Q Did you make any reference to any specific other unions in the course of that talk there that morning?

59

A I may have, but I do not recall.

60

Q Do you recall whether you specifically mentioned Teamsters at that time?

61

A I may, but I do not recall.'

62

While Sellers testified he was unaware at the time of his talk that there had been some activity on behalf of the Teamsters among his employees, we see no reason why he should have made statements concerning 'outsiders' or the 'Teamsters' unless he had some knowledge of Teamster activity among his employees.

63

Finally, we consider the Board's findings that Respondents violated Section 8(a)(1) of the Act by interrogating and threatening their employees concerning their union and protected activities. As above indicated, applicants for employment with Respondents and those considered for promotion were interviewed at the office of 'White', which firm was retained by Respondents to conduct pre-employment interviews and background screening.

64

At the hearing before the Trial Examiner five witnesses who were employees or former employees of Respondents testified that White had asked them questions about their union affiliation and sympathies during pre-employment interviews.

65

White testified that he was given no instructions by Respondents with regard to the conduct of the interviews, and that no question regarding union affiliations or sympathies was asked but that such information was often volunteered by applicants in response to general questions. One witness testified that White first mentioned the word 'Union'.

66

Sellers testified that his company had retained White to help screen out dishonest persons, those with bad driving records, and to assist in selecting the highest quality personnel possible. He testified that he had never given White directions to develop information from applicants for employment concerning their attitude toward unions.

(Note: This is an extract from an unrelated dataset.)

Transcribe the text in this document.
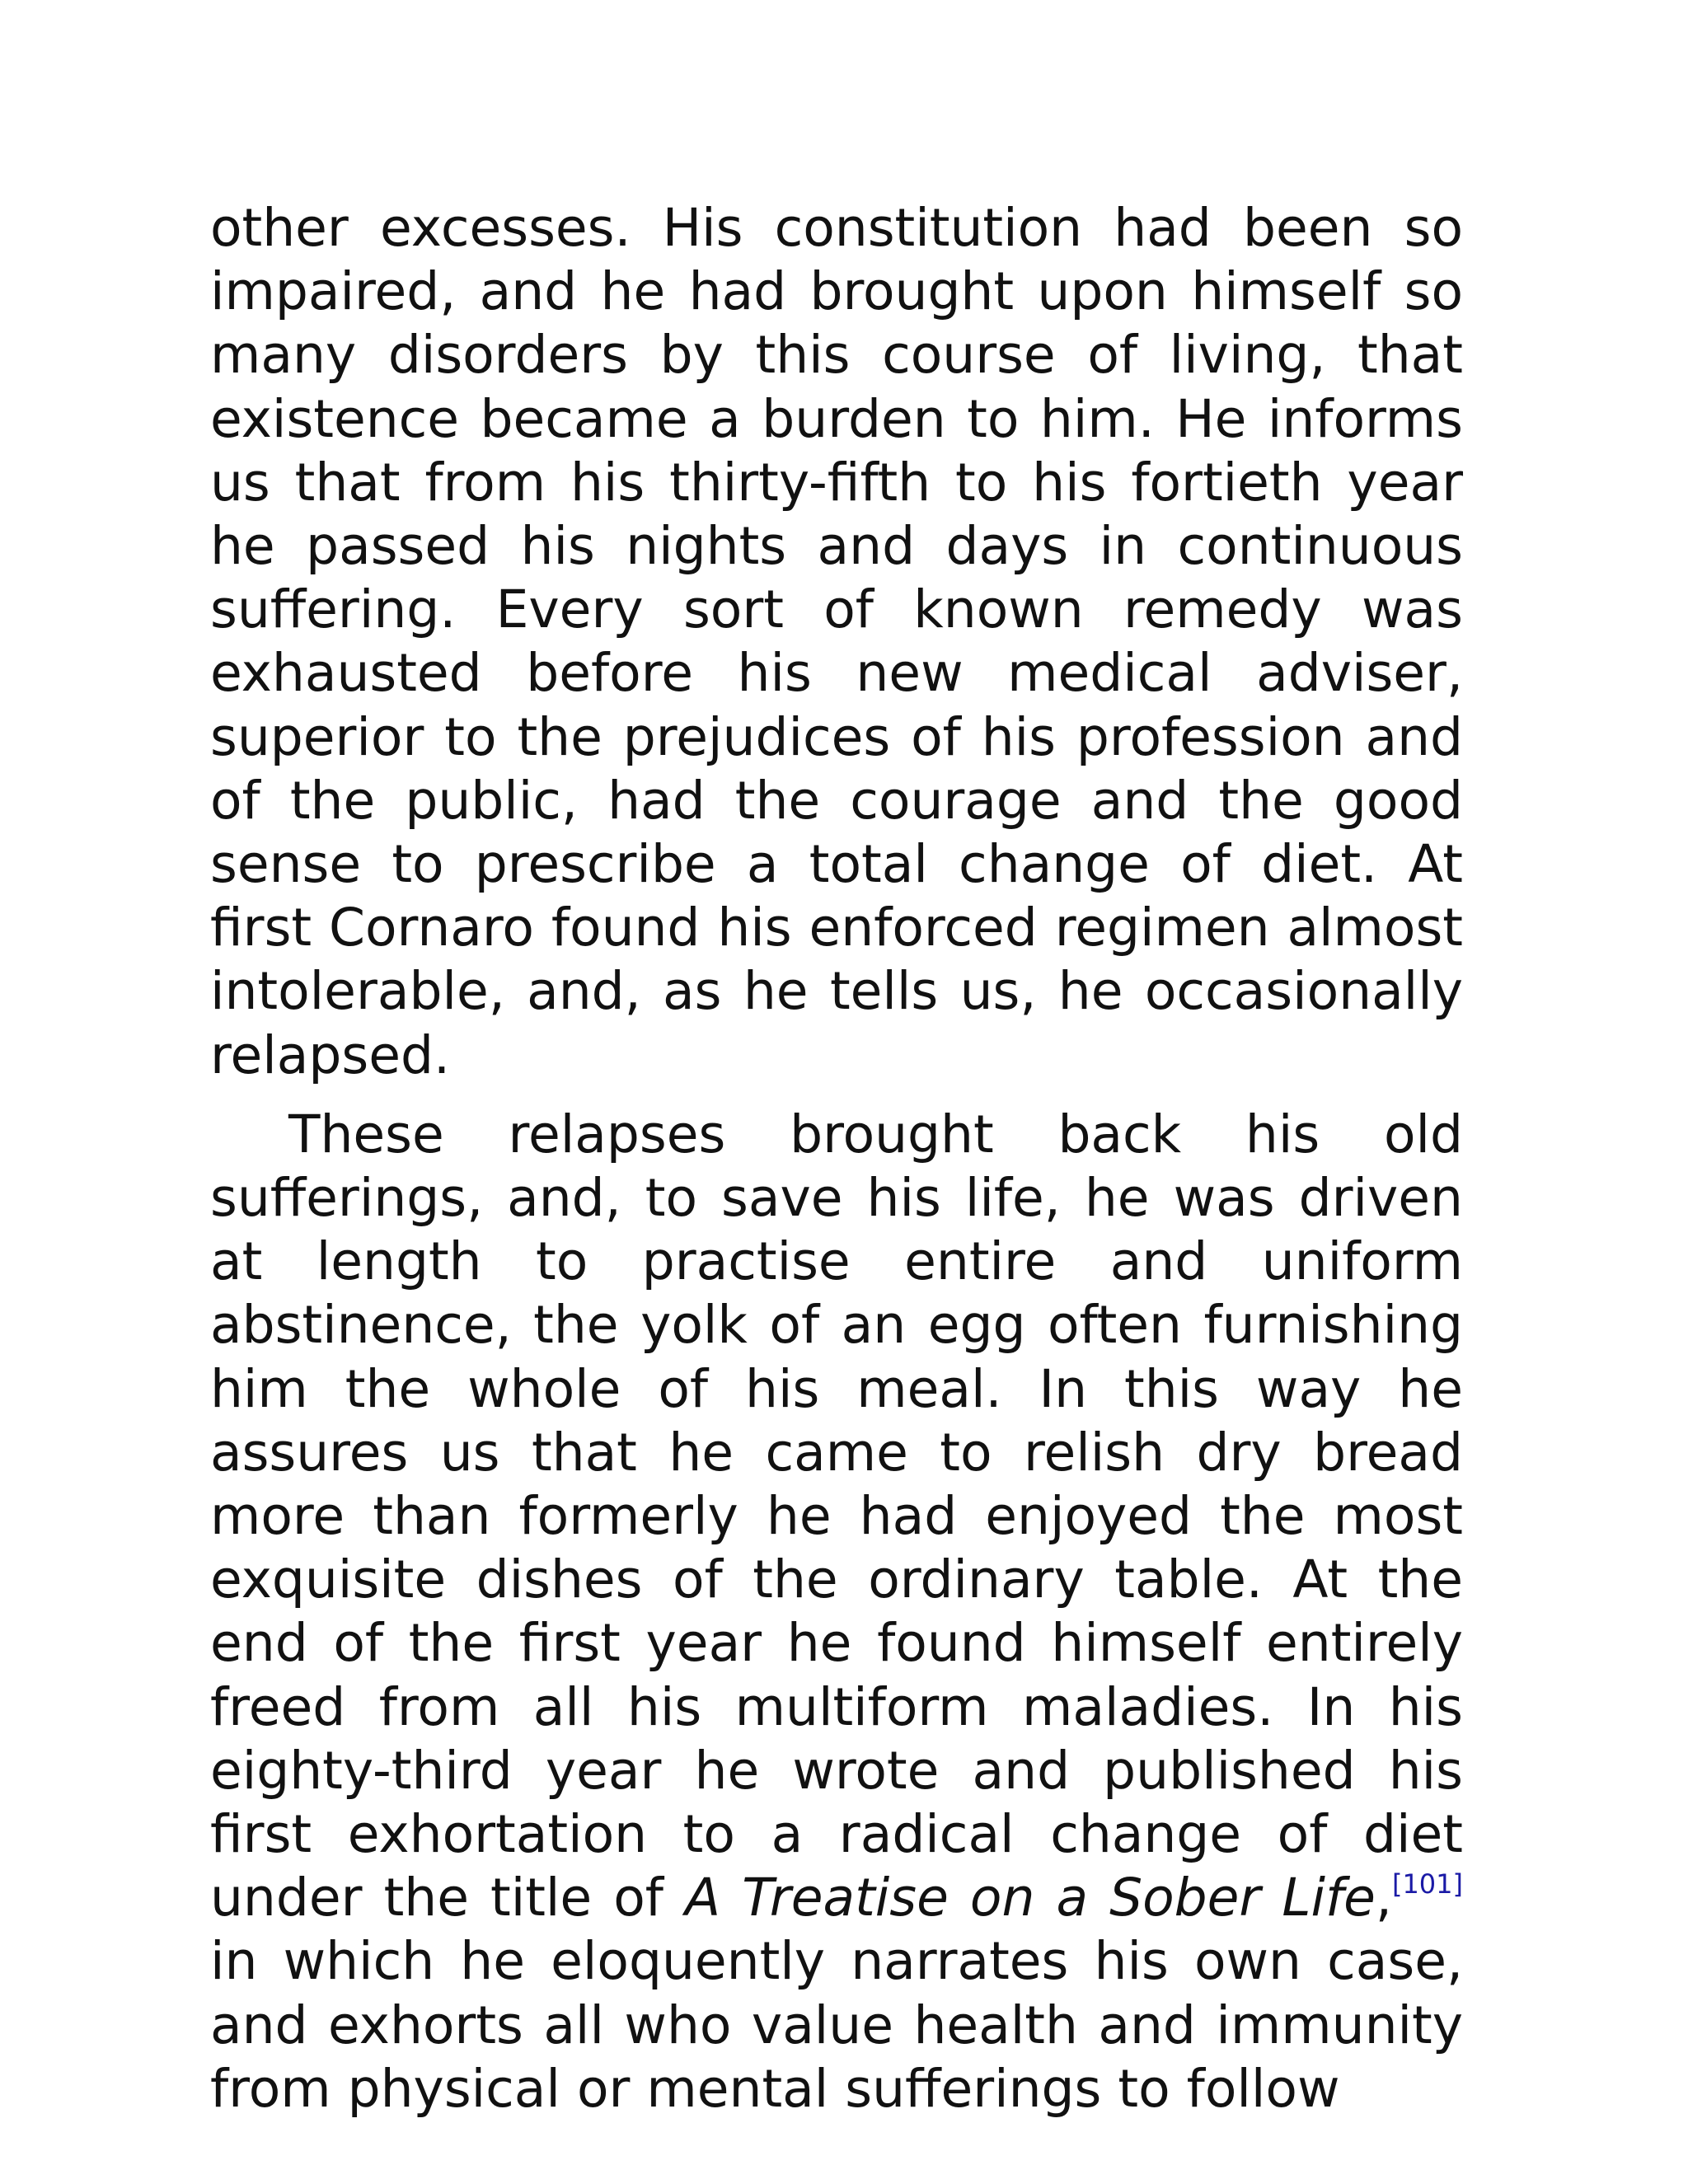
other excesses. His constitution had been so impaired, and he had brought upon himself so many disorders by this course of living, that existence became a burden to him. He informs us that from his thirty-fifth to his fortieth year he passed his nights and days in continuous suffering. Every sort of known remedy was exhausted before his new medical adviser, superior to the prejudices of his profession and of the public, had the courage and the good sense to prescribe a total change of diet. At first Cornaro found his enforced regimen almost intolerable, and, as he tells us, he occasionally relapsed.

These relapses brought back his old sufferings, and, to save his life, he was driven at length to practise entire and uniform abstinence, the yolk of an egg often furnishing him the whole of his meal. In this way he assures us that he came to relish dry bread more than formerly he had enjoyed the most exquisite dishes of the ordinary table. At the end of the first year he found himself entirely freed from all his multiform maladies. In his eighty-third year he wrote and published his first exhortation to a radical change of diet under the title of A Treatise on a Sober Life,[101] in which he eloquently narrates his own case, and exhorts all who value health and immunity from physical or mental sufferings to follow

Of the five interviewed, four were applicants for employment. The fifth one was interviewed twice,-- once while an applicant for employment, and the other time when being considered for possible promotion. We note that Section 8(a)(1) of the Act provides that it 'shall be an unfair labor practice for an employer to interfere with, restrain, or coerce employees in the exercise of the rights guaranteed in Section 7.' There is no mention either in Section 8(a) or in Section 7 relating to applicants for employment. We need not decide whether applicants for employment may be restrained or coerced in the rights granted by Section 7 because we are unable to conscientiously say that the finding and conclusion of the Board is supported by substantial evidence when viewed in the light of the entire record. The mere act of questioning employees concerning union membership is not, per se, unlawful. Salinas Valley Broadcasting Corporation v. N.L.R.B., 334 F.2d 604 (9th Cir. 1964).

67

Aside from the bare finding of interrogation, the Trial Examiner adverts to nothing in that regard to support a finding of an Unfair Labor practice within the meaning of Section 8(a)(1). It appears to us that the interviews by White were for a bona fide purpose on the part of the employer. It does not appear that the purpose was to develop information concerning union activities. We see no coercion.

68

The Board's petition for enforcement of its order is granted only in a manner consistent with the views expressed in this opinion, and counsel for the Board is directed to prepare and file, within fifteen days from the filing of this opinion, a form of enforcement order consistent with the views herein expressed and counsel for Respondents are granted fifteen days after the filing of said proposed order in which to file written objections thereto.